Common with Democratic party politician Stacey Abrams at a rally in 2018. Photograph: Lawrence Bryant/Reuters

He also wrote about this in his memoir, Let Love Have the Last Word, published earlier this year. “I’ve recently been getting into the mental health of the community and how we deal with some of the issues that are generational [but] we never talk about,” he says. “This is one of them.”

At first reticent to write about the issue – music was “a safer place” to deal with it, he says – he discussed it with his mother, who told him something similar had happened in their family. “It was something people never talked about, but the not talking about it is what allows it to continue,” Common says. He felt it was vital he share his story so that “anybody who has experienced [abuse] can feel they don’t have to carry the shame and can figure out a way to get past it and heal”.

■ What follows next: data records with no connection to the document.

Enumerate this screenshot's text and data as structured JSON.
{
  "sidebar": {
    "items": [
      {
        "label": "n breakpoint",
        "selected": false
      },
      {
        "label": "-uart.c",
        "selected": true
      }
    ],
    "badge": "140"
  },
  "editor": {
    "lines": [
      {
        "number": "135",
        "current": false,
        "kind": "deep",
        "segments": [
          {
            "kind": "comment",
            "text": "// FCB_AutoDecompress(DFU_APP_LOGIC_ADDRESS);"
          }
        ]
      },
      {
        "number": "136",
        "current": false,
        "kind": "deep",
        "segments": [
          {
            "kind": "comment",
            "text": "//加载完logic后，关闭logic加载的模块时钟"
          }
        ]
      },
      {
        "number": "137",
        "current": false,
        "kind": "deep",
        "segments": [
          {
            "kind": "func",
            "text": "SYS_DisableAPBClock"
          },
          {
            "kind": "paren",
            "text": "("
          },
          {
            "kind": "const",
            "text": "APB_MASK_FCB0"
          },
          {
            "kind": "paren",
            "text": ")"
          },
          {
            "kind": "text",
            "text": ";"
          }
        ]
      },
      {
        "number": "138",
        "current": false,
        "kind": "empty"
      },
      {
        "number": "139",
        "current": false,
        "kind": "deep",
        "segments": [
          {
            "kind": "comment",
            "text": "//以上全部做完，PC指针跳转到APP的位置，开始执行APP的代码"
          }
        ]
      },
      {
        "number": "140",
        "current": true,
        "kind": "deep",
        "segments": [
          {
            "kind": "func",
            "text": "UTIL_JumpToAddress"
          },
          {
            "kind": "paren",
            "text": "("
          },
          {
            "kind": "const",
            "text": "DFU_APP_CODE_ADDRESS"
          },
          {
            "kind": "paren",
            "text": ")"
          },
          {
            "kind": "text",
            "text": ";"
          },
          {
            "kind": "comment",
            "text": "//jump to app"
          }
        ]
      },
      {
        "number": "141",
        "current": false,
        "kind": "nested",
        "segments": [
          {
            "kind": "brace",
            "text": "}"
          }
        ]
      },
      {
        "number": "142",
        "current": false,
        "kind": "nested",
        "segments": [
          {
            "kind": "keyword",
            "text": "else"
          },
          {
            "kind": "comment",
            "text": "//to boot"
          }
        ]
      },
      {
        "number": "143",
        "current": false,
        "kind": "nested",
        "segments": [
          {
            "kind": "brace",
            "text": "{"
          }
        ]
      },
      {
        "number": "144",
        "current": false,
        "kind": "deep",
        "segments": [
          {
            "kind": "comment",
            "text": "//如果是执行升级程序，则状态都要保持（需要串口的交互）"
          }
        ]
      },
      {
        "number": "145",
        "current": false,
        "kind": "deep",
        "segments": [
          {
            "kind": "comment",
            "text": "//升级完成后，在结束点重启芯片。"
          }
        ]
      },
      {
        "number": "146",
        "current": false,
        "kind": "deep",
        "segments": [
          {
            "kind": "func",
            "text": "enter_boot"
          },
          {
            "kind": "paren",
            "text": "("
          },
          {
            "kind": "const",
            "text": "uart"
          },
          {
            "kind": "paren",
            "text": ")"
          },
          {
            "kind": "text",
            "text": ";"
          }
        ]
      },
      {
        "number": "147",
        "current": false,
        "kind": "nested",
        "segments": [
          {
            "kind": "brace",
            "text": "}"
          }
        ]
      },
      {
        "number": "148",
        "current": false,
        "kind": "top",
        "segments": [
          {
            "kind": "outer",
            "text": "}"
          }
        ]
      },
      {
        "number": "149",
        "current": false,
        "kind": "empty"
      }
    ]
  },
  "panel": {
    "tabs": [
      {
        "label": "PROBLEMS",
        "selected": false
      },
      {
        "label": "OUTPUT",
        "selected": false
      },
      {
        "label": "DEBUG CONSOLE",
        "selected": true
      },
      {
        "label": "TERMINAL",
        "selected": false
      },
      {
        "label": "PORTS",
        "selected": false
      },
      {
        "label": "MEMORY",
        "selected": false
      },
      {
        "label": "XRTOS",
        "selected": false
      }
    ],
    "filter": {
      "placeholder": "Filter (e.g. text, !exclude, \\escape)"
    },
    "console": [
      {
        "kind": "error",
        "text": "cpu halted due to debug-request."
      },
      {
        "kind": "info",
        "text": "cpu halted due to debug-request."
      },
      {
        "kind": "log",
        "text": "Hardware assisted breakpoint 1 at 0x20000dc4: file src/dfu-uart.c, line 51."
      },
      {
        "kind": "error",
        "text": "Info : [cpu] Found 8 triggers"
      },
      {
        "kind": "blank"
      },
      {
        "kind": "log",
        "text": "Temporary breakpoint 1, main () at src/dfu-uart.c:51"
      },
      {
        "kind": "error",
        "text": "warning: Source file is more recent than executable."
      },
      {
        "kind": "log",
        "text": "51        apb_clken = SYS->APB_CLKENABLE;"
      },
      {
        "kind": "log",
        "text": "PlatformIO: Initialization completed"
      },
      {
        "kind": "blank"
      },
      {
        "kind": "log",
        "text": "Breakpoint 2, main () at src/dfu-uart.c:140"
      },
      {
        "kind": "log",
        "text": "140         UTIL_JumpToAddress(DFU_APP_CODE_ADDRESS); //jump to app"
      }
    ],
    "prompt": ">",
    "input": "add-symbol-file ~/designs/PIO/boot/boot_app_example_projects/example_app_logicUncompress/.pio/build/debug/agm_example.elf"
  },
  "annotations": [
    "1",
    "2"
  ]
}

The topic of healing weighs heavily on the rapper’s mind these days, especially when it comes to race, poverty and US politics. “There has to be a shift in values,” he says. “What can we offer our communities to provide people not only with hope but with practical ways to advance and live a full life?”

More than a decade ago, he created the Common Ground Foundation, which focuses on empowering high-school students from underserved communities. It is about to open the Art in Motion charter school in Chicago. He is also involved in criminal justice reform initiatives. Since 2017, he has toured California prisons, talking to and performing for inmates. His efforts have been credited with helping pass a bill in California that allows young offenders sentenced to life without parole the opportunity to have their cases reheard.

Sitting on his tour bus after his show, Common sips on red wine while showing friends the video for Show Me That You Love, a song about how his relationship with his daughter has evolved. A few years ago, she told him she didn’t think he had been the best father – he was separated from her mother and away on tour all the time – and she felt that he didn’t really care about her. At first, Common says, he was defensive, but then they started mending their relationship with the help of therapy.

“It’s important that people see there are artists out there who have achieved, but they still have issues they are working through,” he says, explaining why he wants to reveal vulnerability in his music. “This is why I talk about therapy and mindfulness and meditation in my [new] songs. It’s why I talk about being molested, and my father. The job of the artist is to not always show the accolades.”